A woman charged with feticide for miscarrying her fetus has been sentenced this week by an Indiana jury to a minimum of 20 years in prison.
The ruling is absolutely unprecedented, but the law -- which led to Purvi Patel’s guilty verdict on largely circumstantial evidence -- isn’t.
In fact, since the early 1970s, over three dozen U.S. states have adapted similar statutes, albeit these are used to pursue extra felony counts solely against those who harm a pregnant woman and/or her unborn child.
In America, defendant Patel is now the first female who’s ever actually been successfully prosecuted for an aborted fetus. And, worse, there was no proof that the miscarriage she’d suffered in the summer of 2013 had been artificially induced.
Her case and conviction has troubled many women’s rights groups and legal experts alike who fear that the unjust jurisprudence could now pave the way for hundreds of other women whose pregnancies are terminated to be *legally* persecuted.

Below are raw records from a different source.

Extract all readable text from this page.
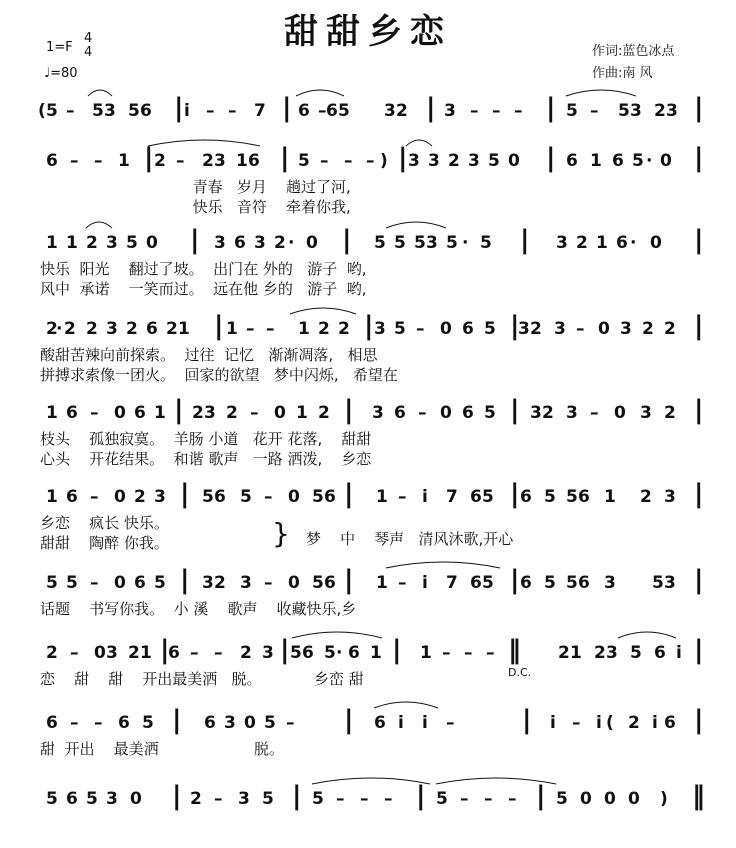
甜甜乡恋
1=F
4
4
♩=80
作词:蓝色冰点
作曲:南 风
( 5 – 5 3 5 6 | i – – 7 | 6 – 6 5 3 2 | 3 – – – | 5 – 5 3 2 3 |
6 – – 1 | 2 – 2 3 1 6 | 5 – – – ) | 3 3 2 3 5 0 | 6 1 6 5 · 0 |
1 1 2 3 5 0 | 3 6 3 2 · 0 | 5 5 5 3 5 · 5 | 3 2 1 6 · 0 |
2
· 2 2 3 2 6 2 1 | 1 – – 1 2 2 | 3 5 – 0 6 5 |
3 2 3 – 0 3 2 2 |
1 6 – 0 6 1 | 2 3 2 – 0 1 2 | 3 6 – 0 6 5 | 3 2 3 – 0 3 2 |
1 6 – 0 2 3 | 5 6 5 – 0 5 6 | 1 – i 7 6 5 | 6 5 5 6 1 2 3 |
5 5 – 0 6 5 | 3 2 3 – 0 5 6 | 1 – i 7 6 5 | 6 5 5 6 3 5 3 |
2 – 0 3 2 1 |
6 – – 2 3 | 5 6 5 · 6 1 | 1 – – – ‖ 2 1 2 3 5 6 i |
6 – – 6 5 | 6 3 0 5 – | 6 i i –	| i – i ( 2 i 6 |
5 6 5 3 0 | 2 – 3 5 | 5 – – – | 5 – – – | 5 0 0 0 ) ‖
青春   岁月    趟过了河,
快乐   音符    牵着你我,
快乐  阳光    翻过了坡。  出门在 外的   游子  哟,
风中  承诺    一笑而过。  远在他 乡的   游子  哟,
酸甜苦辣向前探索。  过往  记忆   渐渐凋落,   相思
拼搏求索像一团火。  回家的欲望   梦中闪烁,   希望在
枝头    孤独寂寞。  羊肠 小道   花开 花落,    甜甜
心头    开花结果。  和谐 歌声   一路 洒泼,    乡恋
乡恋    疯长 快乐。
甜甜    陶醉 你我。
话题    书写你我。  小 溪    歌声    收藏快乐,乡
恋    甜    甜    开出最美洒   脱。           乡峦 甜
甜  开出    最美洒                    脱。
D.C.
} 梦    中    琴声   清风沐歌,开心
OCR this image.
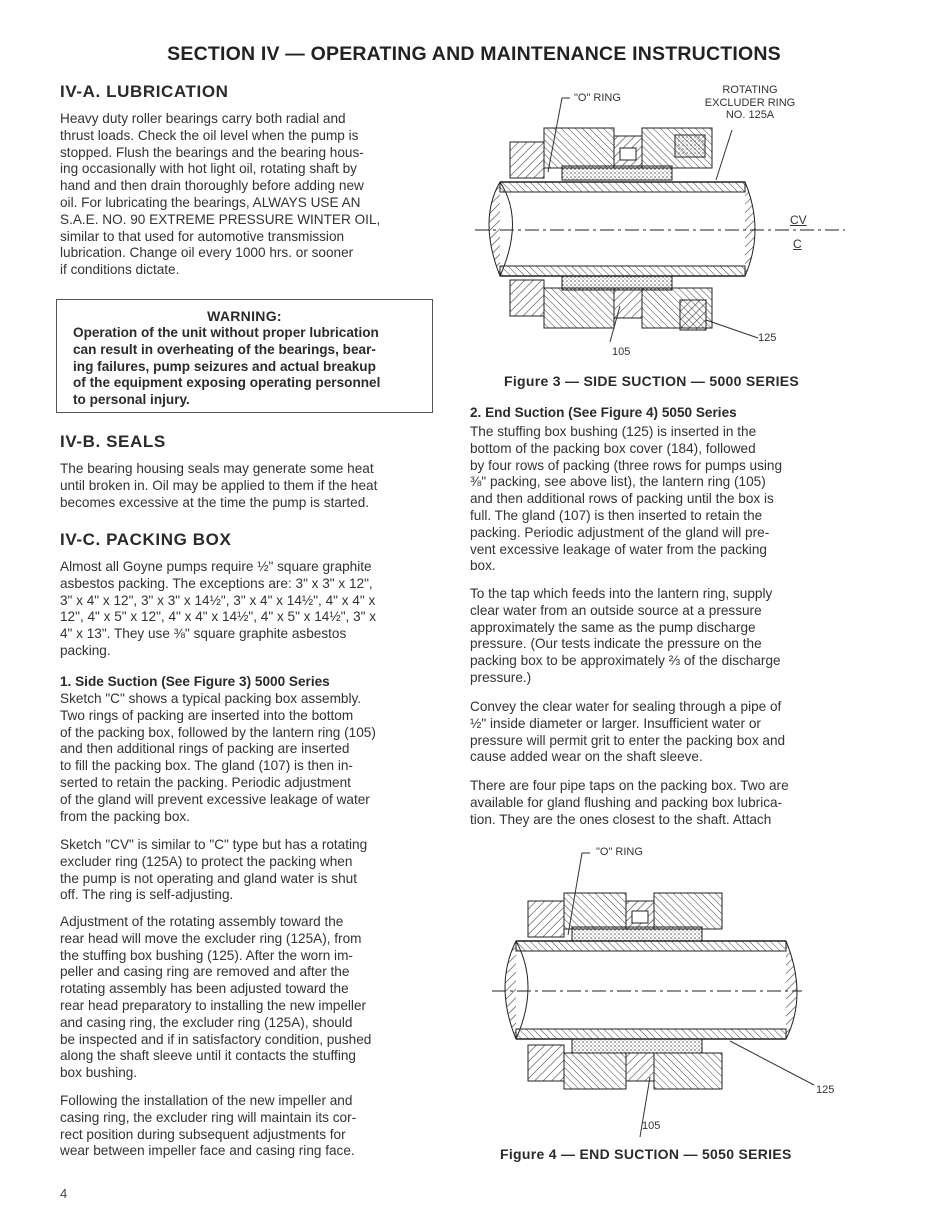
SECTION IV — OPERATING AND MAINTENANCE INSTRUCTIONS
IV-A. LUBRICATION
Heavy duty roller bearings carry both radial and
thrust loads. Check the oil level when the pump is
stopped. Flush the bearings and the bearing hous-
ing occasionally with hot light oil, rotating shaft by
hand and then drain thoroughly before adding new
oil. For lubricating the bearings, ALWAYS USE AN
S.A.E. NO. 90 EXTREME PRESSURE WINTER OIL,
similar to that used for automotive transmission
lubrication. Change oil every 1000 hrs. or sooner
if conditions dictate.
WARNING:
Operation of the unit without proper lubrication
can result in overheating of the bearings, bear-
ing failures, pump seizures and actual breakup
of the equipment exposing operating personnel
to personal injury.
IV-B. SEALS
The bearing housing seals may generate some heat
until broken in. Oil may be applied to them if the heat
becomes excessive at the time the pump is started.
IV-C. PACKING BOX
Almost all Goyne pumps require ½" square graphite
asbestos packing. The exceptions are: 3" x 3" x 12",
3" x 4" x 12", 3" x 3" x 14½", 3" x 4" x 14½", 4" x 4" x
12", 4" x 5" x 12", 4" x 4" x 14½", 4" x 5" x 14½", 3" x
4" x 13". They use ⅜" square graphite asbestos
packing.
1. Side Suction (See Figure 3) 5000 Series
Sketch "C" shows a typical packing box assembly.
Two rings of packing are inserted into the bottom
of the packing box, followed by the lantern ring (105)
and then additional rings of packing are inserted
to fill the packing box. The gland (107) is then in-
serted to retain the packing. Periodic adjustment
of the gland will prevent excessive leakage of water
from the packing box.
Sketch "CV" is similar to "C" type but has a rotating
excluder ring (125A) to protect the packing when
the pump is not operating and gland water is shut
off. The ring is self-adjusting.
Adjustment of the rotating assembly toward the
rear head will move the excluder ring (125A), from
the stuffing box bushing (125). After the worn im-
peller and casing ring are removed and after the
rotating assembly has been adjusted toward the
rear head preparatory to installing the new impeller
and casing ring, the excluder ring (125A), should
be inspected and if in satisfactory condition, pushed
along the shaft sleeve until it contacts the stuffing
box bushing.
Following the installation of the new impeller and
casing ring, the excluder ring will maintain its cor-
rect position during subsequent adjustments for
wear between impeller face and casing ring face.
4
"O" RING
ROTATING
EXCLUDER RING
NO. 125A
CV
C
125
105
Figure 3 — SIDE SUCTION — 5000 SERIES
2. End Suction (See Figure 4) 5050 Series
The stuffing box bushing (125) is inserted in the
bottom of the packing box cover (184), followed
by four rows of packing (three rows for pumps using
⅜" packing, see above list), the lantern ring (105)
and then additional rows of packing until the box is
full. The gland (107) is then inserted to retain the
packing. Periodic adjustment of the gland will pre-
vent excessive leakage of water from the packing
box.
To the tap which feeds into the lantern ring, supply
clear water from an outside source at a pressure
approximately the same as the pump discharge
pressure. (Our tests indicate the pressure on the
packing box to be approximately ⅔ of the discharge
pressure.)
Convey the clear water for sealing through a pipe of
½" inside diameter or larger. Insufficient water or
pressure will permit grit to enter the packing box and
cause added wear on the shaft sleeve.
There are four pipe taps on the packing box. Two are
available for gland flushing and packing box lubrica-
tion. They are the ones closest to the shaft. Attach
"O" RING
125
105
Figure 4 — END SUCTION — 5050 SERIES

"Prosecutors in Indiana are using this very sad situation to establish that intentional abortions as well as unintentional pregnancy losses should be punished as crimes," warned Lynn Paltrow, executive director of National Advocates for Pregnant Women. “No woman should be arrested for the outcome of her pregnancy."
So far, though, only a small number of women have ever been pursued on charges of feticide in the United States, including Purvi Patel. Like hers, these were all cases where the evidence was too scant and testimonies too flimsy to result in a prison sentence.
Which means an urgent appeal to the higher courts is likely forthcoming.